ISCOS (Trade Unions Institute for Development Co-operation)
- Founded: 1983; 43 years ago
- Type: Non-profit
- Location: Rome, Italy;
- Fields: Human and Worker Rights and Socio-Economic Development
- Key people: Mario Arca (President)
- Website: www.iscos-cisl.org

= ISCOS =

The Istituto Sindacale per la Cooperazione allo Sviluppo (ISCOS; The Trade Unions Institute for Development Co-operation) is an Italian NGO (Non-Governmental Organisation) promoted in 1983 by CISL. The Institute is engaged in the international co-operation programs that implement projects in the fields of human and worker rights and socio-economic development.

One of its main objectives is to promote solidarity among Italian workers and the workers from Developing Countries, in order to achieve peace, democracy and the respect of human rights.
The projects are implemented in some of the poorest countries in the world by ISCOS in partnership with the local trade unions organisations, in order to avoid the negative impact of external models on the local society.

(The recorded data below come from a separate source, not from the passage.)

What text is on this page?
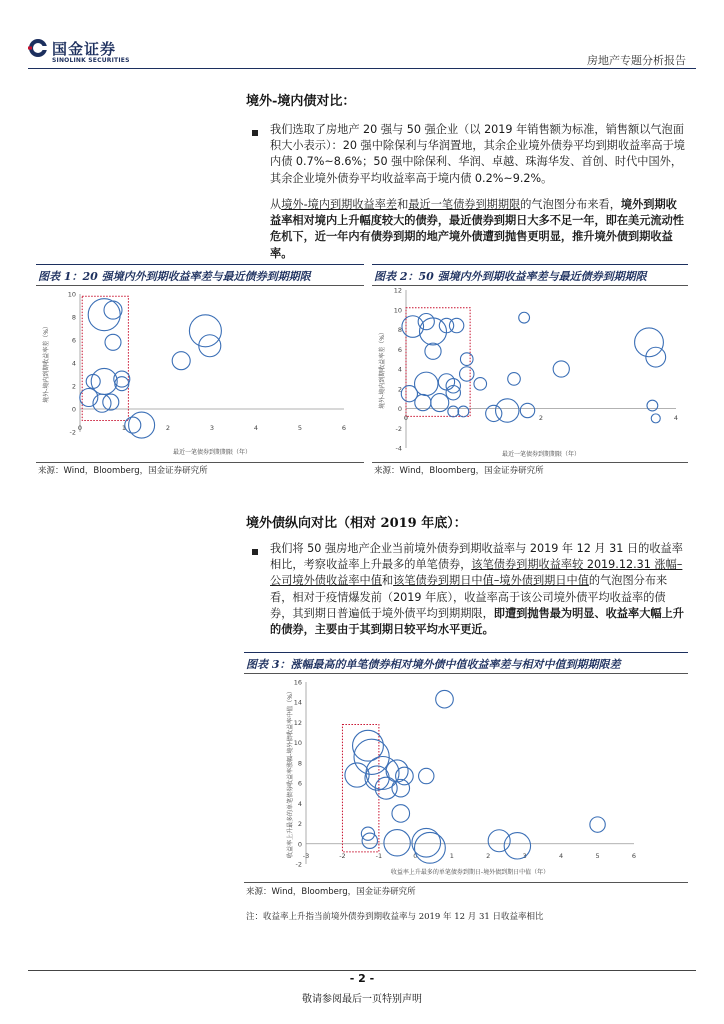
国金证券
SINOLINK SECURITIES	房地产专题分析报告
境外-境内债对比：
我们选取了房地产 20 强与 50 强企业（以 2019 年销售额为标准，销售额以气泡面积大小表示）：20 强中除保利与华润置地，其余企业境外债券平均到期收益率高于境内债 0.7%~8.6%；50 强中除保利、华润、卓越、珠海华发、首创、时代中国外，其余企业境外债券平均收益率高于境内债 0.2%~9.2%。
从境外-境内到期收益率差和最近一笔债券到期期限的气泡图分布来看，境外到期收益率相对境内上升幅度较大的债券，最近债券到期日大多不足一年，即在美元流动性危机下，近一年内有债券到期的地产境外债遭到抛售更明显，推升境外债到期收益率。
图表 1：20 强境内外到期收益率差与最近债券到期期限
-2
0
2
4
6
8
10
0	1	2	3	4	5	6
最近一笔债券到期期限（年）
境外-境内到期收益率差（%）
来源：Wind，Bloomberg，国金证券研究所
图表 2：50 强境内外到期收益率差与最近债券到期期限
-4
-2
0
2
4
6
8
10
12
0	2	4
最近一笔债券到期期限（年）
境外-境内到期收益率差（%）
来源：Wind，Bloomberg，国金证券研究所
境外债纵向对比（相对 2019 年底）：
我们将 50 强房地产企业当前境外债券到期收益率与 2019 年 12 月 31 日的收益率相比，考察收益率上升最多的单笔债券，该笔债券到期收益率较 2019.12.31 涨幅–公司境外债收益率中值和该笔债券到期日中值–境外债到期日中值的气泡图分布来看，相对于疫情爆发前（2019 年底），收益率高于该公司境外债平均收益率的债券，其到期日普遍低于境外债平均到期期限，即遭到抛售最为明显、收益率大幅上升的债券，主要由于其到期日较平均水平更近。
图表 3：涨幅最高的单笔债券相对境外债中值收益率差与相对中值到期期限差
-2
0
2
4
6
8
10
12
14
16
-3	-2	-1	0	1	2	3	4	5	6
收益率上升最多的单笔债券到期日-境外债到期日中值（年）
收益率上升最多的单笔债券收益率涨幅-境外债收益率中值（%）
来源：Wind，Bloomberg，国金证券研究所
注：收益率上升指当前境外债券到期收益率与 2019 年 12 月 31 日收益率相比
- 2 -
敬请参阅最后一页特别声明
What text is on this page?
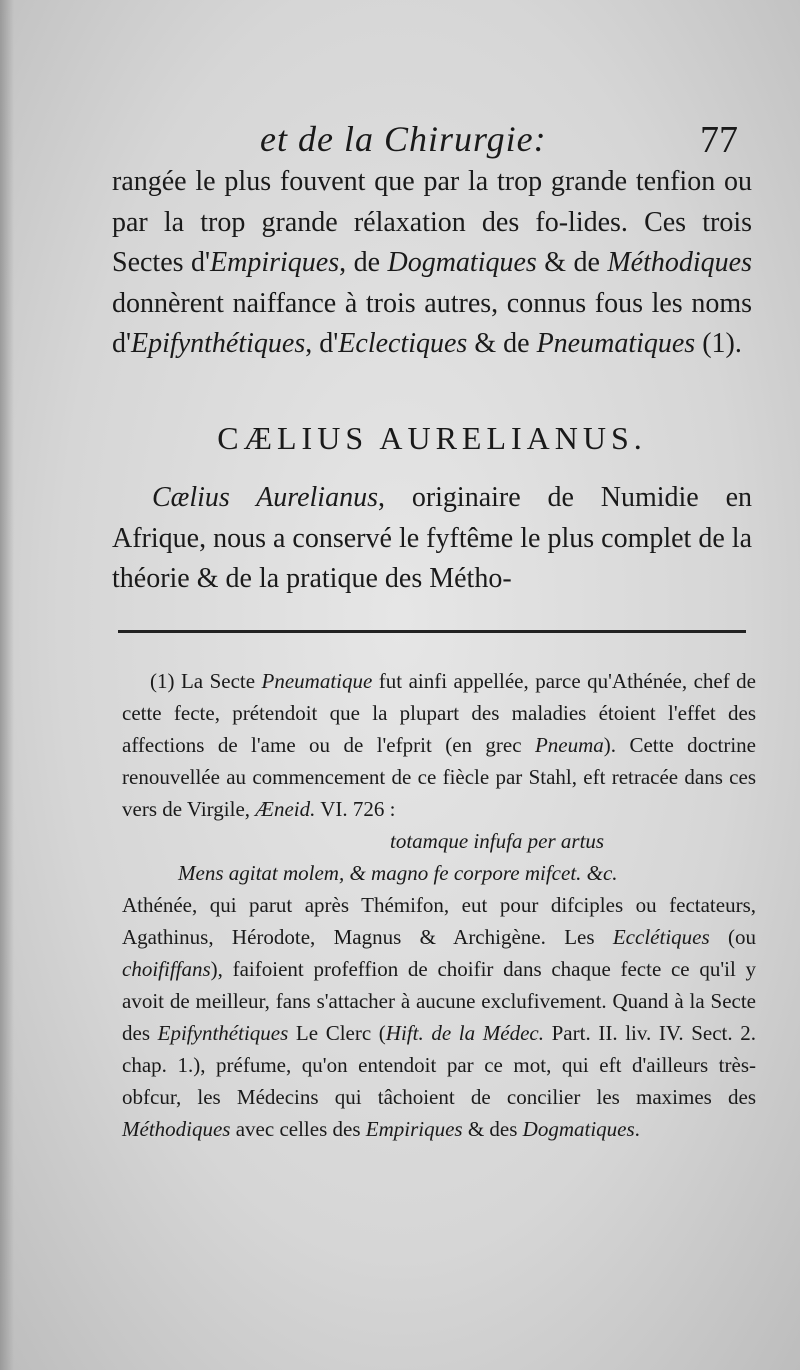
et de la Chirurgie:	77

rangée le plus fouvent que par la trop grande tenfion ou par la trop grande rélaxation des fo-lides. Ces trois Sectes d'Empiriques, de Dogmatiques & de Méthodiques donnèrent naiffance à trois autres, connus fous les noms d'Epifynthétiques, d'Eclectiques & de Pneumatiques (1).

CÆLIUS AURELIANUS.

Cælius Aurelianus, originaire de Numidie en Afrique, nous a conservé le fyftême le plus complet de la théorie & de la pratique des Métho-

(1) La Secte Pneumatique fut ainfi appellée, parce qu'Athénée, chef de cette fecte, prétendoit que la plupart des maladies étoient l'effet des affections de l'ame ou de l'efprit (en grec Pneuma). Cette doctrine renouvellée au commencement de ce fiècle par Stahl, eft retracée dans ces vers de Virgile, Æneid. VI. 726 :

totamque infufa per artus

Mens agitat molem, & magno fe corpore mifcet. &c.

Athénée, qui parut après Thémifon, eut pour difciples ou fectateurs, Agathinus, Hérodote, Magnus & Archigène. Les Ecclétiques (ou choififfans), faifoient profeffion de choifir dans chaque fecte ce qu'il y avoit de meilleur, fans s'attacher à aucune exclufivement. Quand à la Secte des Epifynthétiques Le Clerc (Hift. de la Médec. Part. II. liv. IV. Sect. 2. chap. 1.), préfume, qu'on entendoit par ce mot, qui eft d'ailleurs très-obfcur, les Médecins qui tâchoient de concilier les maximes des Méthodiques avec celles des Empiriques & des Dogmatiques.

Today ISCOS is engaged on two closely linked sides: the activities directly related to international co-operation projects, and the campaign for increasing awareness, in Italy, on the importance of international solidarity. This latter aspect is becoming more important every day since the number of immigrants coming to Italy from developing countries is increasing.

ISCOS is deeply rooted in the Italian local communities, thanks to its structures: which are a National Headquarters and Regional Committees.